Background: Tuberculosis disease, caused by Mycobacterium tuberculosis, is one of the leading causes of mortality globally. Mycobacterial drug resistance is a growing concern with frontline drugs such as rifampicin in danger of becoming ineffective. We report the effects of sub-lethal rifampicin exposure on the cell wall proteome and lipidome of both susceptible (WT) and drug-resistant (SL) isogenic engineered strains of Mycobacterium smegmatis and validate a data derived hypothesis regards bacterial survival.
Methods: Both rifampicin susceptible and resistant Mycobacterium smegmatis strains were treated with sub-lethal doses of rifampicin. The lysate was enriched for the cell wall, cytosolic, and cellular debris fractions; peptides prepared via FASP and analysed on our Q-Exactive by LC-MS/MS. Proteins were identified and quantified via MaxQuant and statistically analysed in R for dysregulation and pathway enrichment via STRINGdb.

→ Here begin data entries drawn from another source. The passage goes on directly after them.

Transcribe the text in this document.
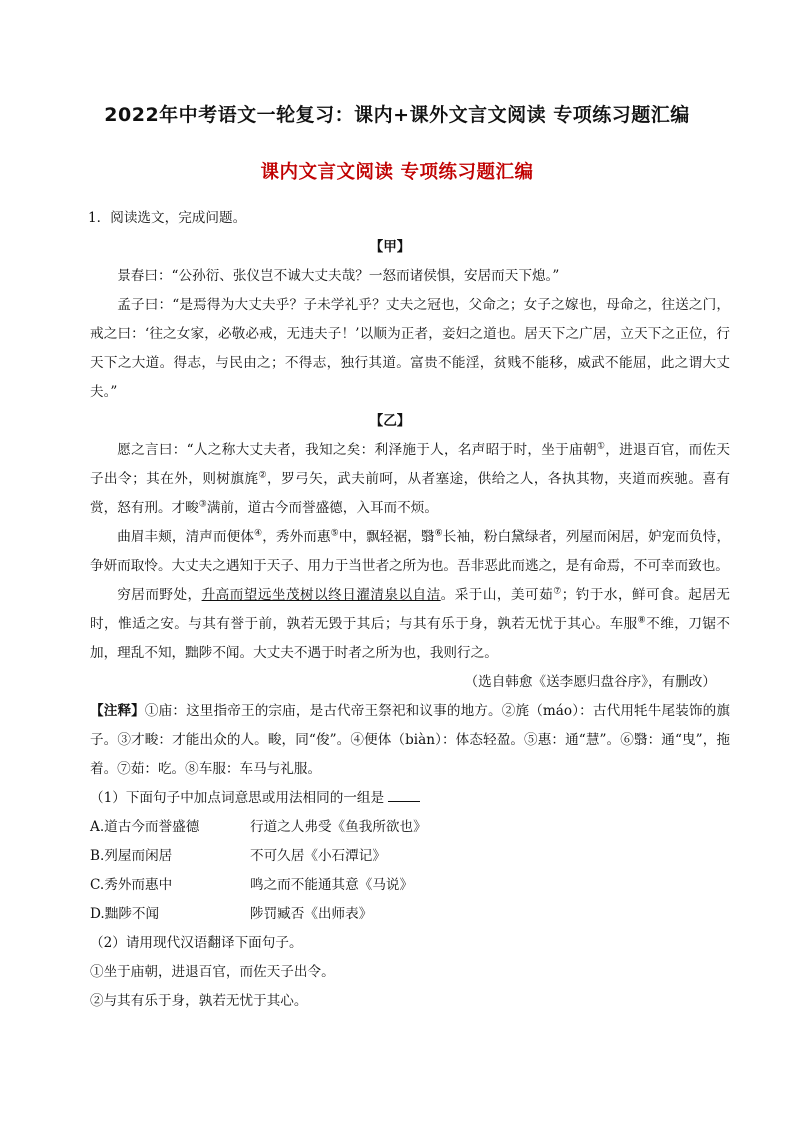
2022年中考语文一轮复习：课内+课外文言文阅读 专项练习题汇编
课内文言文阅读 专项练习题汇编
1．阅读选文，完成问题。
【甲】
景春曰：“公孙衍、张仪岂不诚大丈夫哉？一怒而诸侯惧，安居而天下熄。”
孟子曰：“是焉得为大丈夫乎？子未学礼乎？丈夫之冠也，父命之；女子之嫁也，母命之，往送之门，戒之曰：‘往之女家，必敬必戒，无违夫子！’以顺为正者，妾妇之道也。居天下之广居，立天下之正位，行天下之大道。得志，与民由之；不得志，独行其道。富贵不能淫，贫贱不能移，威武不能屈，此之谓大丈夫。”
【乙】
愿之言曰：“人之称大丈夫者，我知之矣：利泽施于人，名声昭于时，坐于庙朝①，进退百官，而佐天子出令；其在外，则树旗旄②，罗弓矢，武夫前呵，从者塞途，供给之人，各执其物，夹道而疾驰。喜有赏，怒有刑。才畯③满前，道古今而誉盛德，入耳而不烦。
曲眉丰颊，清声而便体④，秀外而惠⑤中，飘轻裾，翳⑥长袖，粉白黛绿者，列屋而闲居，妒宠而负恃，争妍而取怜。大丈夫之遇知于天子、用力于当世者之所为也。吾非恶此而逃之，是有命焉，不可幸而致也。
穷居而野处，升高而望远坐茂树以终日濯清泉以自洁。采于山，美可茹⑦；钓于水，鲜可食。起居无时，惟适之安。与其有誉于前，孰若无毁于其后；与其有乐于身，孰若无忧于其心。车服⑧不维，刀锯不加，理乱不知，黜陟不闻。大丈夫不遇于时者之所为也，我则行之。
（选自韩愈《送李愿归盘谷序》，有删改）
【注释】①庙：这里指帝王的宗庙，是古代帝王祭祀和议事的地方。②旄（máo）：古代用牦牛尾装饰的旗子。③才畯：才能出众的人。畯，同“俊”。④便体（biàn）：体态轻盈。⑤惠：通“慧”。⑥翳：通“曳”，拖着。⑦茹：吃。⑧车服：车马与礼服。
（1）下面句子中加点词意思或用法相同的一组是
A.道古今而誉盛德	行道之人弗受《鱼我所欲也》
B.列屋而闲居	不可久居《小石潭记》
C.秀外而惠中	鸣之而不能通其意《马说》
D.黜陟不闻	陟罚臧否《出师表》
（2）请用现代汉语翻译下面句子。
①坐于庙朝，进退百官，而佐天子出令。
②与其有乐于身，孰若无忧于其心。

Results: We identified a total of 2632 proteins with 646 and 258 found to be dysregulated in susceptible and resistant strains respectively. GO term enrichment showed enrichment for 75 and 46 KEGG pathways respectively with ABC Transporters enriched in the top 10 terms, with majority of proteins decreased abundance, in both strains. Porphyrin and chlorophyll metabolism was among the top 25 terms in both with dysregulation of specific enzymes conserved across drug-sensitivity. Both strains showed evidence for downregulation of mammalian cell entry proteins known to be important in infection of some cell types and survival of mycobacteria in macrophages. Pre-treatment with sub-lethal concentrations of rifampicin showed reduced uptake and survival (24 hours) of rifampicin susceptible mycobacteria in a macrophage infection model.
Conclusions: Mycobacteria showed conserved responses to sub-lethal rifampicin treatment across drug-sensitivity suggesting a specific, non-stress-induced {adaptive} response to this important front-line drug. Mycobacterium smegmatis appears to respond to rifampicin treatment by reducing cell wall permeability and trans-cell wall transport with the consequence of impaired infectivity and survival in macrophages.